New Delhi, 17 January 2009 (The Hindu): Emphasising the need to inculcate the spirit of tolerance and compassion from childhood, Tibetan spiritual leader Dalai Lama on Saturday suggested such lessons would not only create a better world but also a human being at peace with oneself.

Delivering the Madhavrao Scindia Memorial lecture on "Non-violence - A strategic tool", the Dalai Lama said it was important to promote secular values.

He said all Indians should take the lead in practising and spreading the concept of non-violence and ahimsa.

"The life of a human being is limited but spiritualism remains for centuries," the Dalai lama said. He wondered why its practice was lessening in India, which had exported these values to other parts of the world.

He said that if children in the kindergarten were to be taught compassion, tolerance and the spirit of accommodation, they would realise that dialogue was the way forward in situations that could otherwise lead to conflict.

The concept of non-violence was not just abstaining from violence but to work in a way where violence became redundant.

The Tibetan spiritual leader recalled that one of the great practitioners of non-violence was Mahatma Gandhi and said personalities like the American civil rights leader Martin Luther King and the former South African President, Nelson Mandela, were deeply influenced by Gandhiji.

 


Message of peace: Tibetan spiritual leader Dalai Lama at the Madhavrao Scindia Memorial Lecture in New Delhi on Saturday.  - Photo: Shiv Kumar Pushpakar.

Responding to a question on the application of non-violence in tackling terror, the Dalai Lama said hope lay in preventing it in the future.

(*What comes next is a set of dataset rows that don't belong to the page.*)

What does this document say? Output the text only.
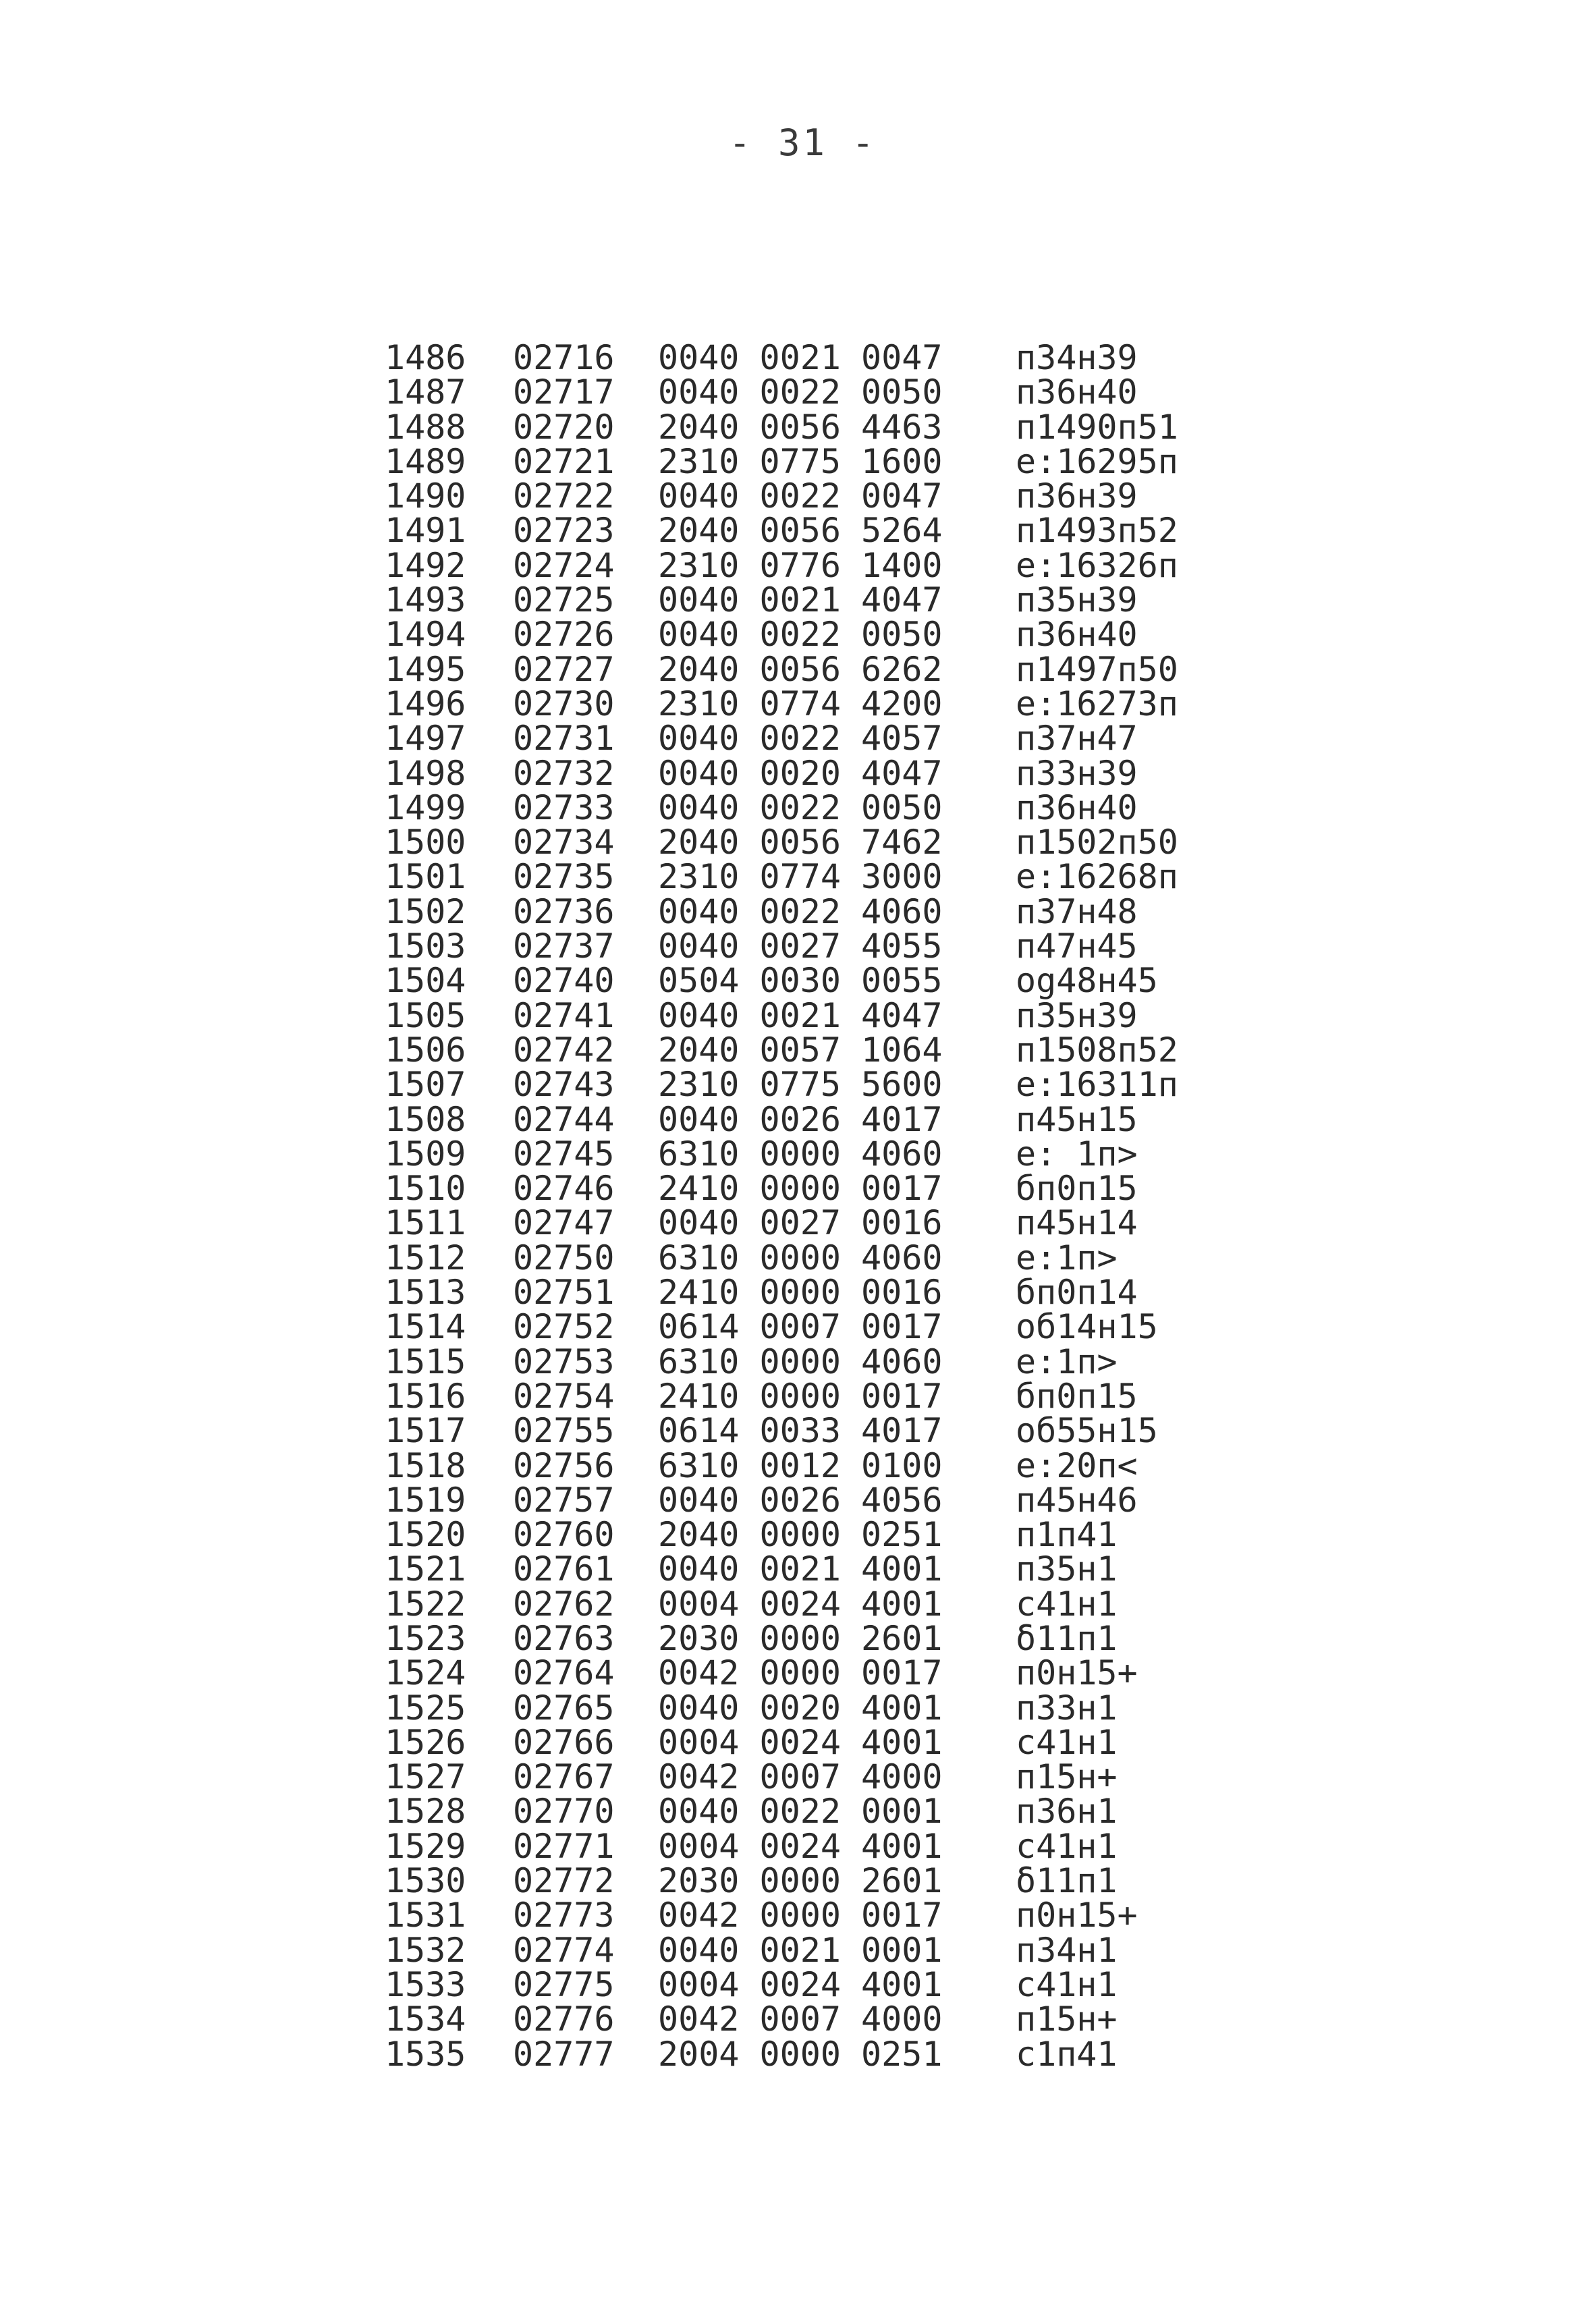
- 31 -
1486	02716	0040 0021 0047	п34н39
1487	02717	0040 0022 0050	п36н40
1488	02720	2040 0056 4463	п1490п51
1489	02721	2310 0775 1600	е:16295п
1490	02722	0040 0022 0047	п36н39
1491	02723	2040 0056 5264	п1493п52
1492	02724	2310 0776 1400	е:16326п
1493	02725	0040 0021 4047	п35н39
1494	02726	0040 0022 0050	п36н40
1495	02727	2040 0056 6262	п1497п50
1496	02730	2310 0774 4200	е:16273п
1497	02731	0040 0022 4057	п37н47
1498	02732	0040 0020 4047	п33н39
1499	02733	0040 0022 0050	п36н40
1500	02734	2040 0056 7462	п1502п50
1501	02735	2310 0774 3000	е:16268п
1502	02736	0040 0022 4060	п37н48
1503	02737	0040 0027 4055	п47н45
1504	02740	0504 0030 0055	оg48н45
1505	02741	0040 0021 4047	п35н39
1506	02742	2040 0057 1064	п1508п52
1507	02743	2310 0775 5600	е:16311п
1508	02744	0040 0026 4017	п45н15
1509	02745	6310 0000 4060	е: 1п>
1510	02746	2410 0000 0017	бп0п15
1511	02747	0040 0027 0016	п45н14
1512	02750	6310 0000 4060	е:1п>
1513	02751	2410 0000 0016	бп0п14
1514	02752	0614 0007 0017	об14н15
1515	02753	6310 0000 4060	е:1п>
1516	02754	2410 0000 0017	бп0п15
1517	02755	0614 0033 4017	об55н15
1518	02756	6310 0012 0100	е:20п<
1519	02757	0040 0026 4056	п45н46
1520	02760	2040 0000 0251	п1п41
1521	02761	0040 0021 4001	п35н1
1522	02762	0004 0024 4001	с41н1
1523	02763	2030 0000 2601	δ11п1
1524	02764	0042 0000 0017	п0н15+
1525	02765	0040 0020 4001	п33н1
1526	02766	0004 0024 4001	с41н1
1527	02767	0042 0007 4000	п15н+
1528	02770	0040 0022 0001	п36н1
1529	02771	0004 0024 4001	с41н1
1530	02772	2030 0000 2601	δ11п1
1531	02773	0042 0000 0017	п0н15+
1532	02774	0040 0021 0001	п34н1
1533	02775	0004 0024 4001	с41н1
1534	02776	0042 0007 4000	п15н+
1535	02777	2004 0000 0251	с1п41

He said those indulging in terrorist acts could not be termed mad people as some were very educated. He said such people harboured strong ill-feeling and hatred due to many reasons, some of which could be centuries old.

Referring to 9/11, the Dalai Lama said he told President George Bush that while he regarded the U.S. President as a nice person, he stood opposed to Mr. Bush's policies. He said he had suggested to Mr. Bush that instead of spending billion of dollars in launching the war, the world would have been a much different place had these funds been utilised to spread education and health care.

Besides the family of the late Madhavrao Scindia, those present on the occasion included Amethi MP Rahul Gandhi and his sister Priyana Vadra, Election Commissioner Navin Chawla, Home Minister P. Chidambaram, his predecessor, Shivraj Patil, Chairman of the National Knowledge Commission Sam Pitroda, Rajya Sabha MP Shobhana Bhartia, and members of the diplomatic corps.